QE5: The Return of the Printer
By 2025, it's mainstream news that the US has unsustainable levels of debt and deficit. Everyone knows it, everyone talks about it, but the consequences remain abstract. The US just emerged from its longest-ever government shutdown - 43 days of fiscal darkness. Now that the data is finally flowing again, we can see exactly how bad the situation is. The federal government has spent $284 billion more than it has collected through the first months of fiscal year 2025 - up $27 billion from the same period last year. This is during economic expansion, not recession.
The question isn't if QE happens again. It's when. And more importantly, what will trigger it.
The latest and the biggest QE in history happened in 2020.

March 2020: Fed balance sheet exploded from $4T to $7T in 12 weeks.
But here's what most people missed: The Fed had already restarted QE six months before COVID.
The Fed switched from QT (balance sheet shrinking) to expansion in fall 2019. They called it "technical adjustments" and "repo operations" - but the balance sheet was growing again.
What forced their hand? Not a pandemic. Not a recession. Overnight repo markets seized up.

September 2019: Repo rates spiked from 2% to 10% intraday.
The Fed injected $75 billion in emergency liquidity, then announced $60B/month in Treasury purchases.
COVID turbocharged what was already happening. But the trigger for QE restarting wasn't a virus - it was stress in financial market plumbing.
On September 17, 2019, the Fed announced emergency repo operations to stabilize overnight funding markets. What happened next should matter to every trader. From September to January, the S&P 500 rallied from 2,960 to 3,380 - a 15% gain in four months. This was before COVID. No pandemic, no recession, no earnings growth justifying the move. Just liquidity.

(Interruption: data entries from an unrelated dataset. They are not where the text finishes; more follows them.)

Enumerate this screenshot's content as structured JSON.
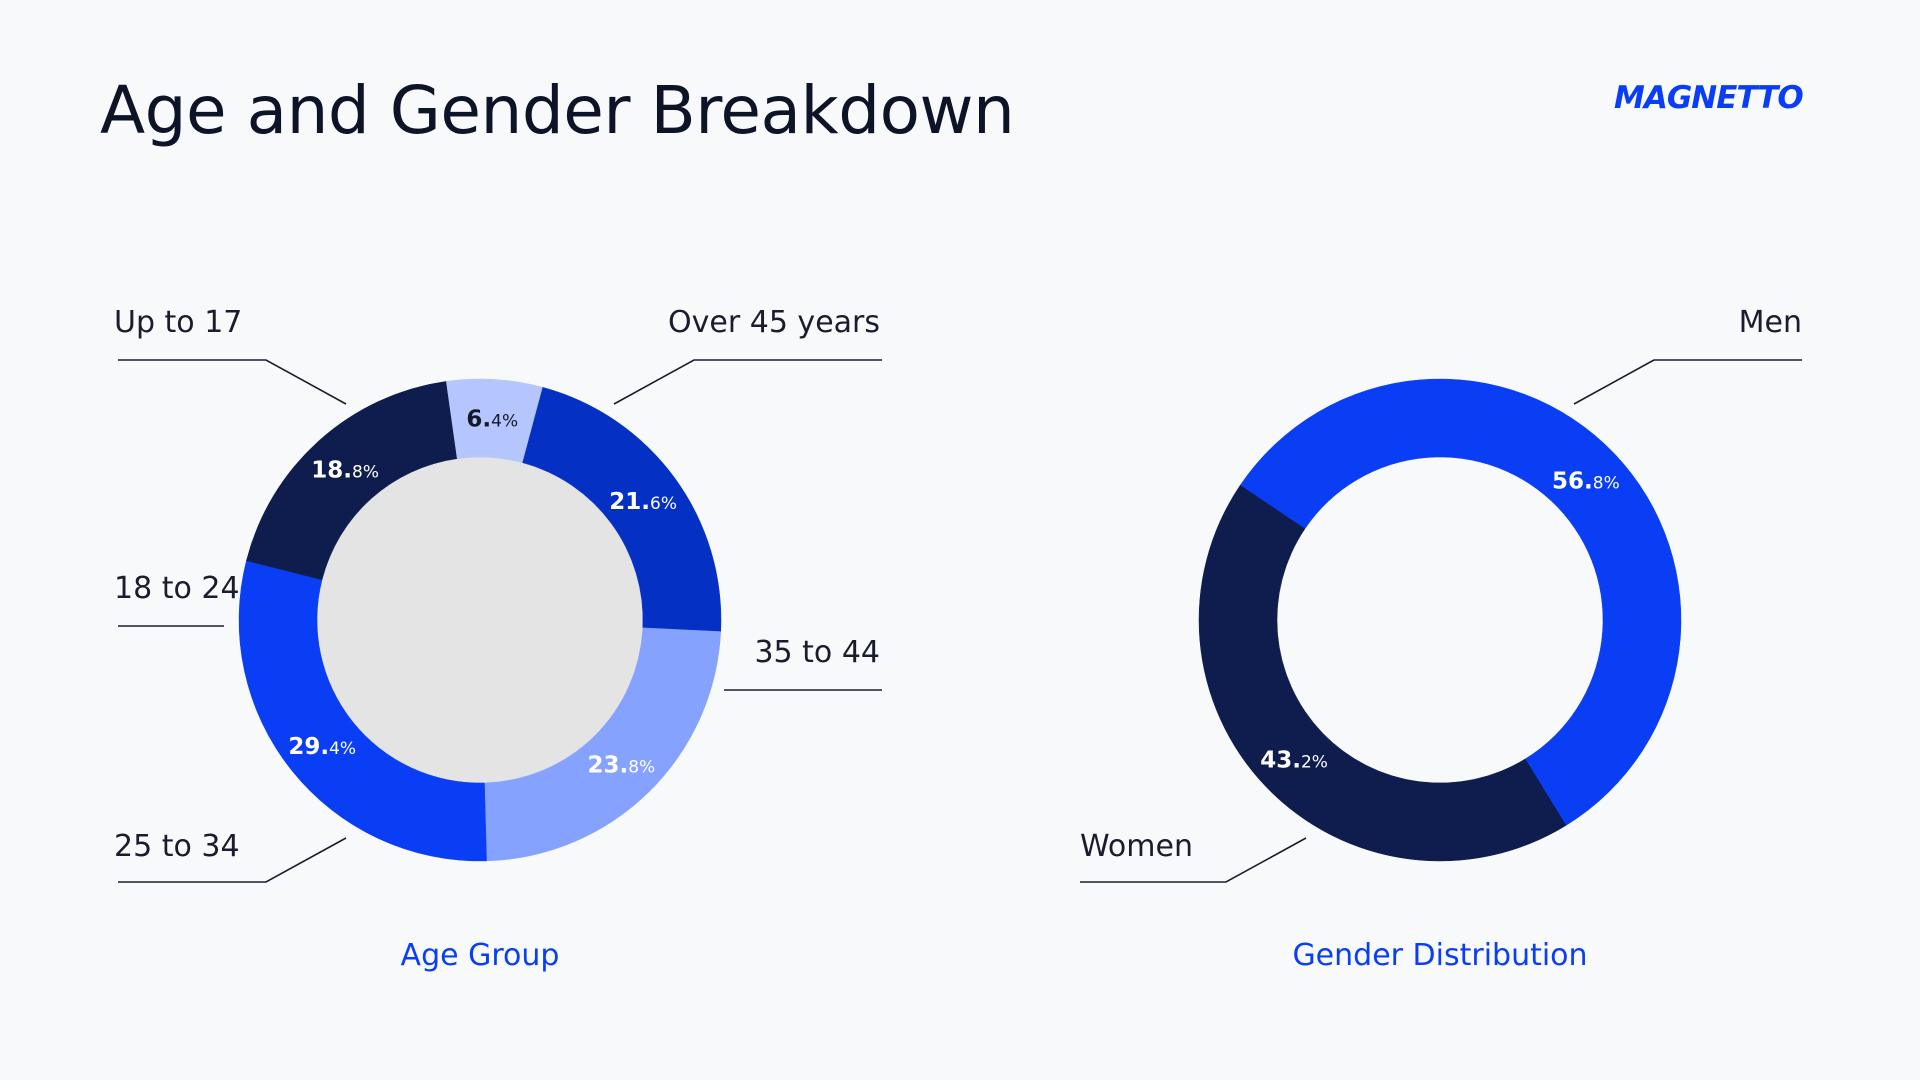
{
  "title": "Age and Gender Breakdown",
  "brand": "MAGNETTO",
  "colors": {
    "brand_blue": "#0a3ef5",
    "navy": "#0e1d4e",
    "dark_blue": "#0431c4",
    "light_blue": "#85a2ff",
    "pale_blue": "#b4c6fd",
    "center_fill": "#e4e4e4",
    "background": "#f8f9fa"
  },
  "chart_data": [
    {
      "type": "pie",
      "title": "Age Group",
      "categories": [
        "Over 45 years",
        "35 to 44",
        "25 to 34",
        "18 to 24",
        "Up to 17"
      ],
      "values": [
        21.6,
        23.8,
        29.4,
        18.8,
        6.4
      ],
      "colors": [
        "#0431c4",
        "#85a2ff",
        "#0a3ef5",
        "#0e1d4e",
        "#b4c6fd"
      ],
      "label_colors": [
        "#ffffff",
        "#ffffff",
        "#ffffff",
        "#ffffff",
        "#14182b"
      ],
      "start_angle": 15,
      "donut": true
    },
    {
      "type": "pie",
      "title": "Gender Distribution",
      "categories": [
        "Men",
        "Women"
      ],
      "values": [
        56.8,
        43.2
      ],
      "colors": [
        "#0a3ef5",
        "#0e1d4e"
      ],
      "label_colors": [
        "#ffffff",
        "#ffffff"
      ],
      "start_angle": -56,
      "donut": true
    }
  ]
}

The pattern revealed itself clearly: financial plumbing breaks, Fed injects liquidity, asset prices rally on expectations of sustained intervention, and eventually QE becomes official policy. By the time COVID hit in March 2020, the Fed had already established the playbook. They just scaled it up massively. The edge isn't predicting QE from economic forecasts. It's detecting the stress that makes intervention inevitable.
Here's the key insight most traders miss: The Fed doesn't restart QE because of economic data. GDP, unemployment, inflation - these inform rate decisions, but they don't trigger emergency liquidity. QE restarts when financial market infrastructure breaks. The Treasury market is the backbone of the entire global financial system. If repo markets freeze, Treasuries can't trade. If Treasuries can't trade, the whole system grinds to a halt.
This isn't a policy debate. It's an emergency response. QE5 is coming. The only question is what breaks first.